Detalhemos cada ponto. Um homem e o seu filho viajam pelo espaço. A mãe faleceu recentemente e o homem não tem outro remédio senão levar a criança numa missão. Mas nesta pacata viagem decorre um acidente com a nave, e ambos são atirados para o espaço, em direcções opostas, tendo de enfrentar diferentes adversidades.

Afastado do pai, o rapaz demonstra estranhas capacidades de sobrevivência no meio do espaço, conseguindo cativar dois alienígenas que pensavam fazer dele a sua próxima refeição – um destes com aparência de símio. Estas estranhas capacidades de sobrevivência serão explicadas numa fase mais avançada da narrativa, mas até lá, produziram um efeito de descrença nesta leitora. Este efeito teve, sem dúvida, influência na forma como encarei a história.

Por sua vez, o pai conseguiu manter o seu fato espacial que o isola. Mas este fato espacial tem um tempo de suporte que está perigosamente escasso. O pai enfrenta poderosos alienígenas enquanto procura o filho pelo espaço.

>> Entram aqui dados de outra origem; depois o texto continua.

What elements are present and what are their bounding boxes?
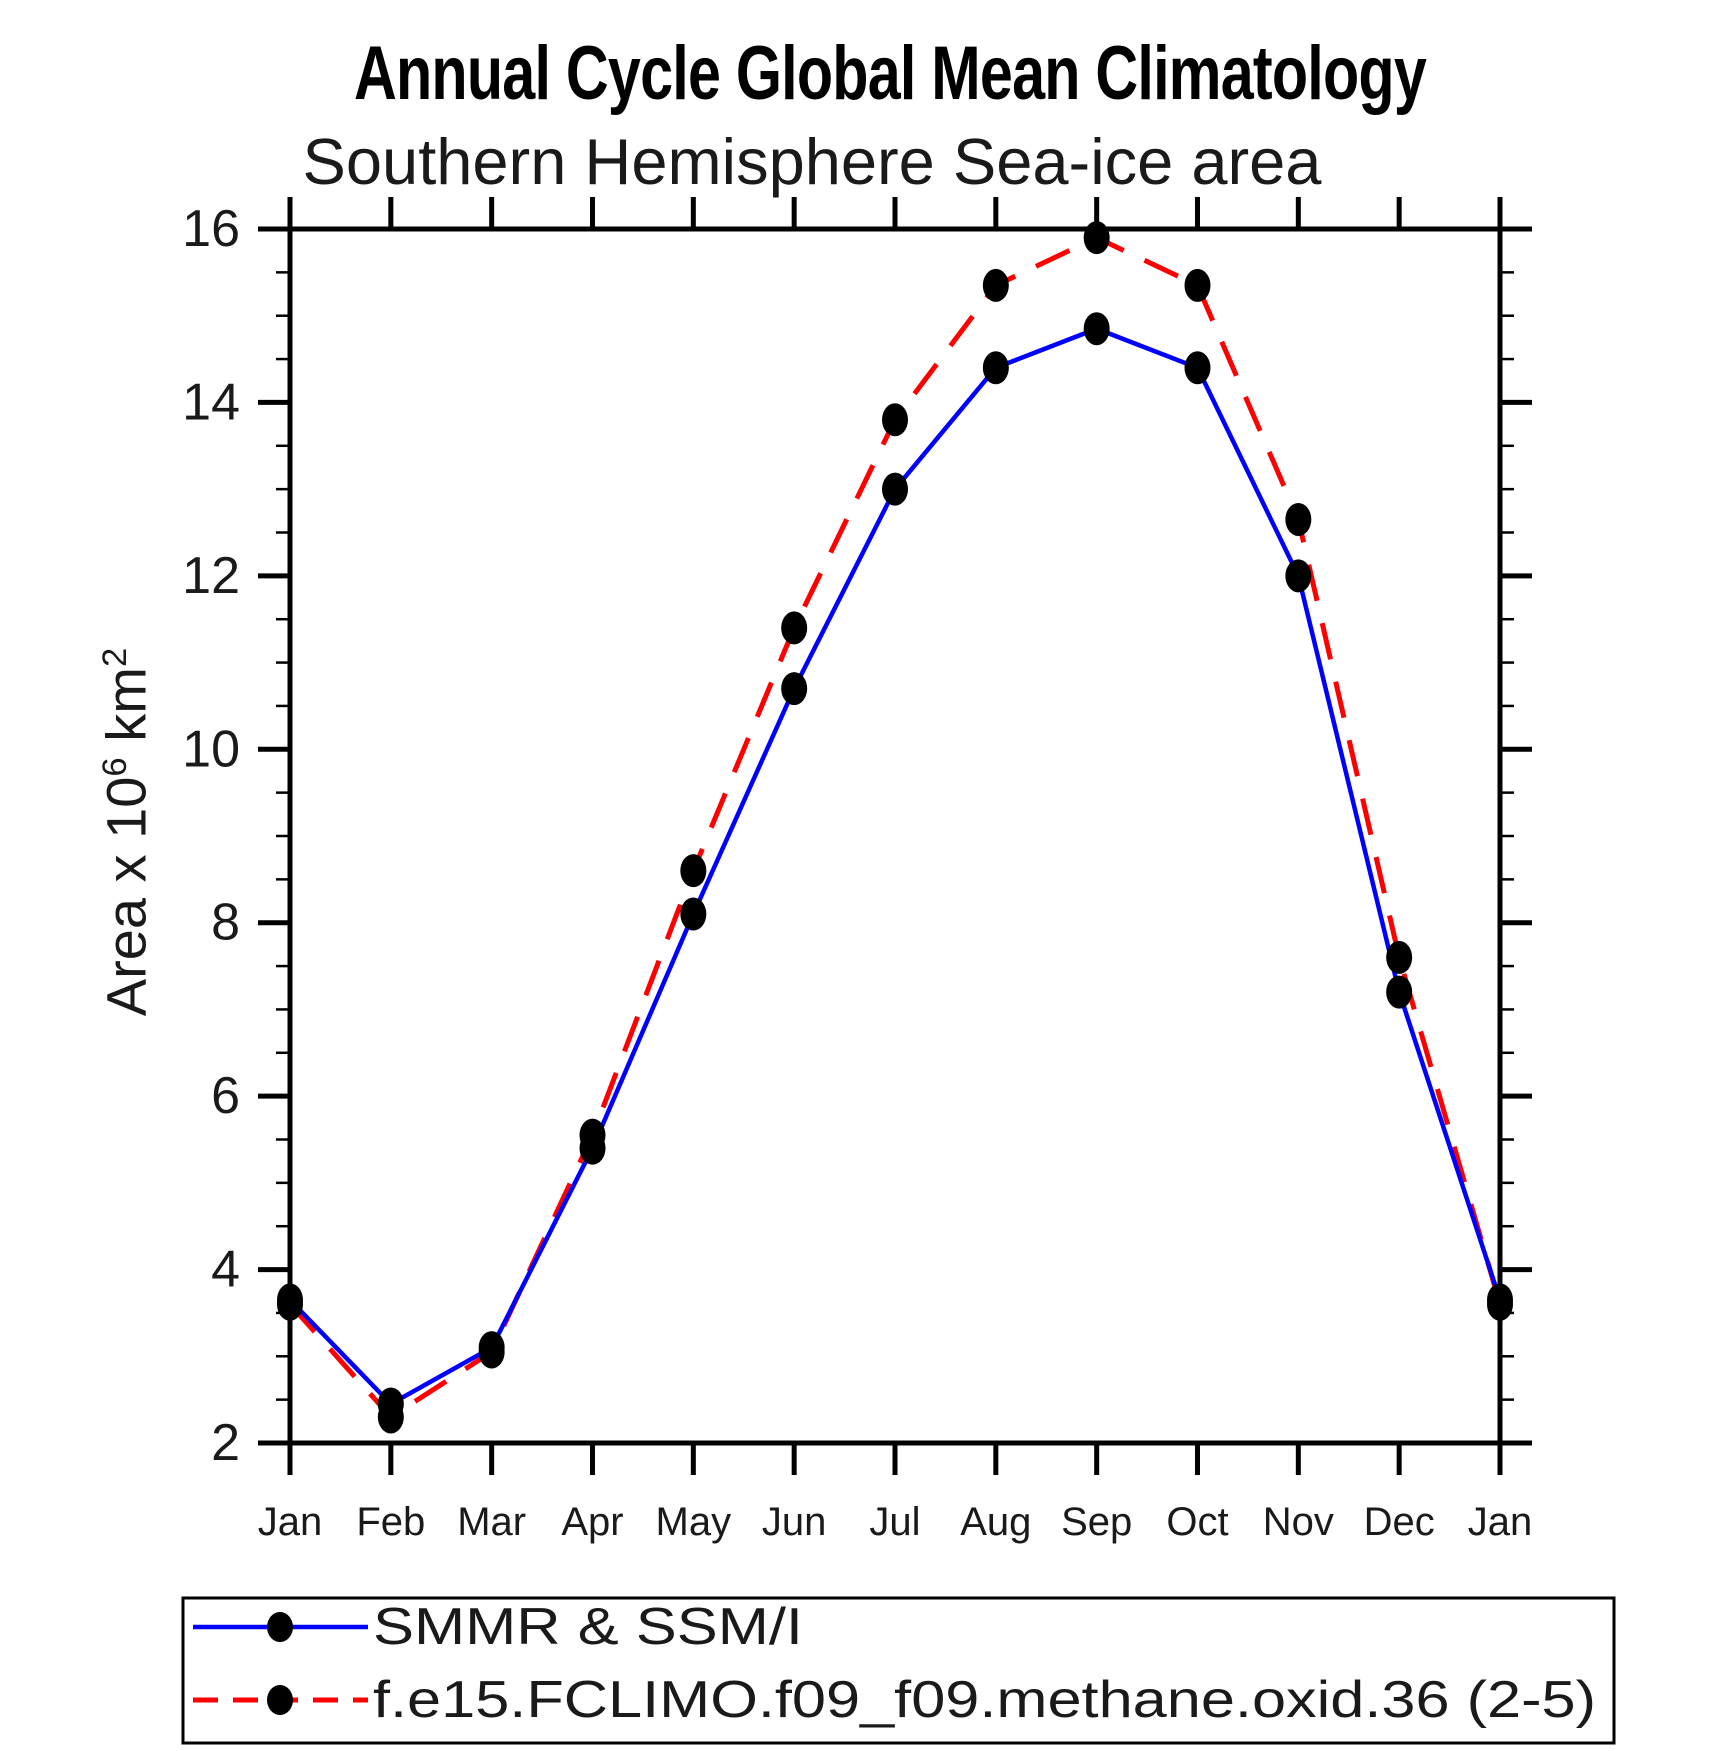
y-tick-label: 14 (182, 373, 240, 431)
x-month-label: Oct (1166, 1500, 1228, 1544)
data-point-dot (680, 854, 707, 888)
chart-subtitle: Southern Hemisphere Sea-ice area (302, 125, 1322, 198)
data-point-dot (579, 1131, 606, 1165)
y-axis-title-unit: km (94, 667, 158, 758)
legend-marker-dot (267, 1612, 293, 1642)
y-tick-label: 16 (182, 200, 240, 258)
data-point-dot (982, 351, 1009, 385)
y-axis-title-base: Area x 10 (94, 776, 158, 1017)
legend-marker-dot (267, 1685, 293, 1715)
x-month-label: Dec (1364, 1500, 1435, 1544)
data-point-dot (982, 268, 1009, 302)
y-axis-title-exponent: 6 (95, 757, 134, 777)
y-tick-label: 12 (182, 547, 240, 605)
x-month-label: Sep (1061, 1500, 1132, 1544)
x-month-label: Jan (258, 1500, 323, 1544)
x-month-label: Jul (869, 1500, 920, 1544)
x-month-label: Jun (762, 1500, 827, 1544)
data-point-dot (1487, 1283, 1513, 1317)
data-point-dot (1386, 975, 1413, 1009)
data-point-dot (882, 403, 908, 437)
y-tick-label: 6 (211, 1067, 240, 1125)
y-axis-title: Area x 106 km2 (94, 648, 159, 1017)
x-month-label: Jan (1468, 1500, 1533, 1544)
plot-border (287, 226, 1503, 1446)
y-tick-label: 8 (211, 894, 240, 952)
data-point-dot (277, 1283, 303, 1317)
legend-label: f.e15.FCLIMO.f09_f09.methane.oxid.36 (2-… (373, 1671, 1596, 1729)
x-month-label: Apr (561, 1500, 623, 1544)
data-point-dot (1285, 502, 1312, 536)
data-point-dot (1386, 940, 1413, 974)
data-point-dot (478, 1331, 505, 1365)
data-point-dot (680, 897, 707, 931)
data-point-dot (1285, 559, 1312, 593)
y-axis-title-unit-exponent: 2 (95, 647, 134, 668)
data-point-dot (781, 672, 808, 706)
legend-label: SMMR & SSM/I (373, 1598, 803, 1656)
data-point-dot (1184, 351, 1211, 385)
y-tick-label: 2 (211, 1414, 240, 1472)
x-month-label: Mar (457, 1500, 526, 1544)
x-month-label: Aug (960, 1500, 1031, 1544)
data-point-dot (1083, 221, 1110, 255)
y-tick-label: 4 (211, 1241, 240, 1299)
y-tick-label: 10 (182, 720, 240, 778)
data-point-dot (882, 472, 908, 506)
data-point-dot (1083, 312, 1110, 346)
legend-box (181, 1596, 1616, 1745)
data-point-dot (377, 1387, 404, 1421)
data-point-dot (1184, 268, 1211, 302)
chart-title: Annual Cycle Global Mean Climatology (353, 31, 1427, 116)
x-month-label: May (656, 1500, 732, 1544)
data-point-dot (781, 611, 808, 645)
x-month-label: Feb (356, 1500, 425, 1544)
x-month-label: Nov (1263, 1500, 1334, 1544)
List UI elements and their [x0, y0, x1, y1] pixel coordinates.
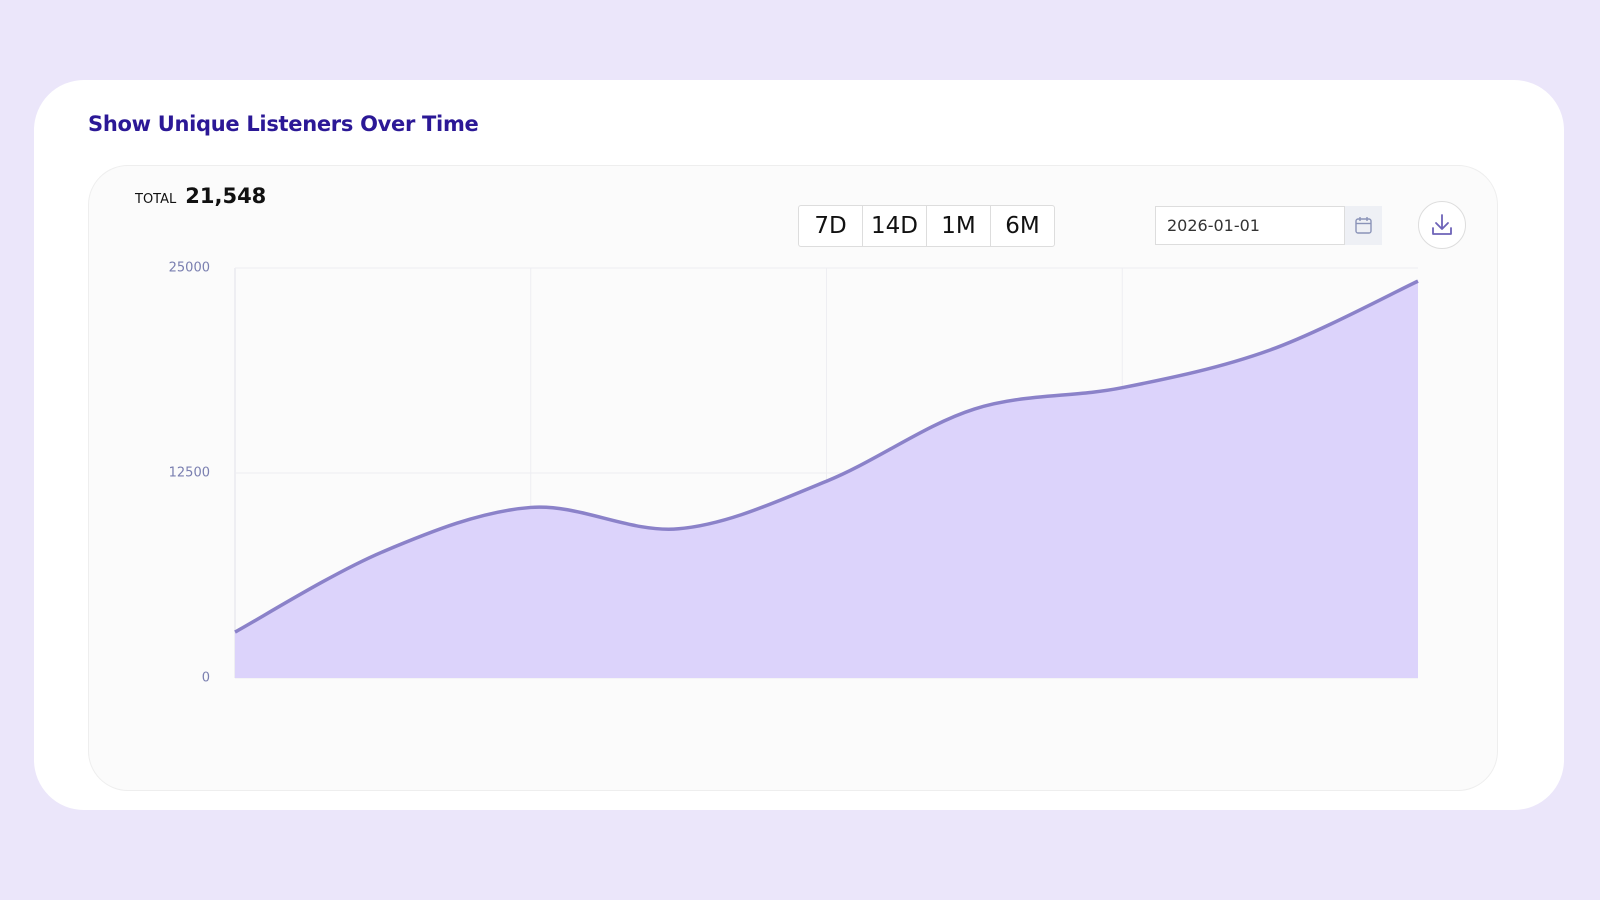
- line: [234, 279, 1419, 634]
- download-icon: [1432, 214, 1452, 235]
- range-button[interactable]: 7D: [814, 213, 847, 239]
- y-tick-label: 25000: [169, 261, 210, 276]
- total: TOTAL 21,548: [135, 184, 266, 208]
- date-input[interactable]: 2026-01-01: [1155, 206, 1345, 245]
- range-button[interactable]: 14D: [862, 206, 926, 246]
- y-tick-label: 0: [202, 671, 210, 686]
- total-value: 21,548: [185, 184, 267, 208]
- calendar-icon: [1355, 217, 1372, 234]
- total-label: TOTAL: [135, 192, 177, 207]
- card-title: Show Unique Listeners Over Time: [88, 112, 479, 136]
- range-buttons: 7D 14D 1M 6M: [798, 205, 1055, 247]
- calendar-button[interactable]: [1345, 206, 1382, 245]
- range-button[interactable]: 6M: [990, 206, 1054, 246]
- range-button[interactable]: 1M: [926, 206, 990, 246]
- area: [235, 281, 1418, 678]
- y-tick-label: 12500: [169, 466, 210, 481]
- download-button[interactable]: [1418, 201, 1466, 249]
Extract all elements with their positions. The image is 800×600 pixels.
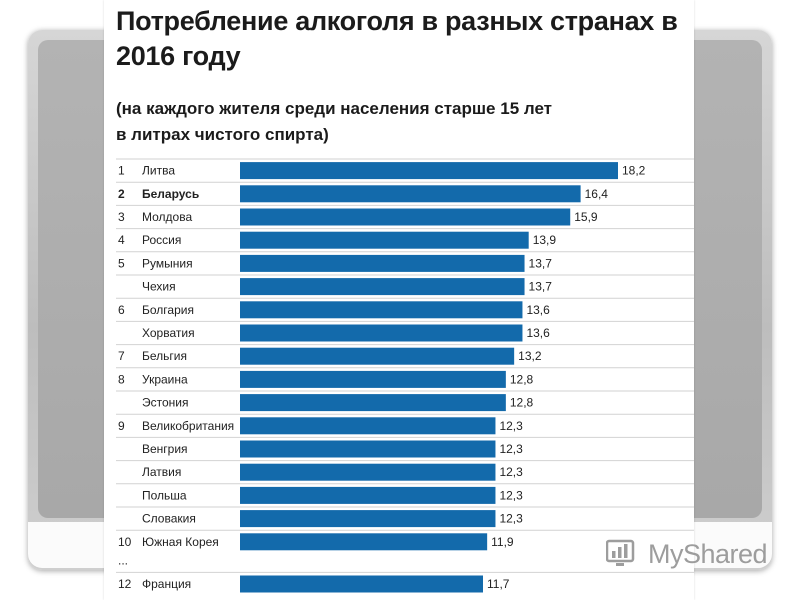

Entre tubarões no espaço e outros alienígenas anatomicamente quase terrestres, a narrativa está repleta de coincidências e clichés. As personagens são poucas e com papéis muito lineares, fazendo com a narrativa seja demasiado direccionada. E, ainda que o problema dos clichés seja funcionarem bem, para que isto seja verdade, os autores têm de trabalhar bastante bem a criação de empatia e o desenvolvimento de personagens.

Em termos visuais, as cores são fortes. Sempre fortes. Os contrastes criados são agradáveis quando se consulta o volume, mas conseguem saturar aquando da leitura (no meu caso, li o volume de uma só vez). Adicionalmente, existem algumas passagens em que esta extensão colorida resulta nalguma confusão visual.

Não se entenda, com estas notas que seja um volume péssimo. Muito longe disso. É uma história razoável, com um visual acima da média. Infelizmente, no meu caso, a expectativa era elevada e não se concretizou. A premissa parece oscilar entre querer levar-se a sério ou algo totalmente fantástico, faltando elementos para tornar a história mais forte.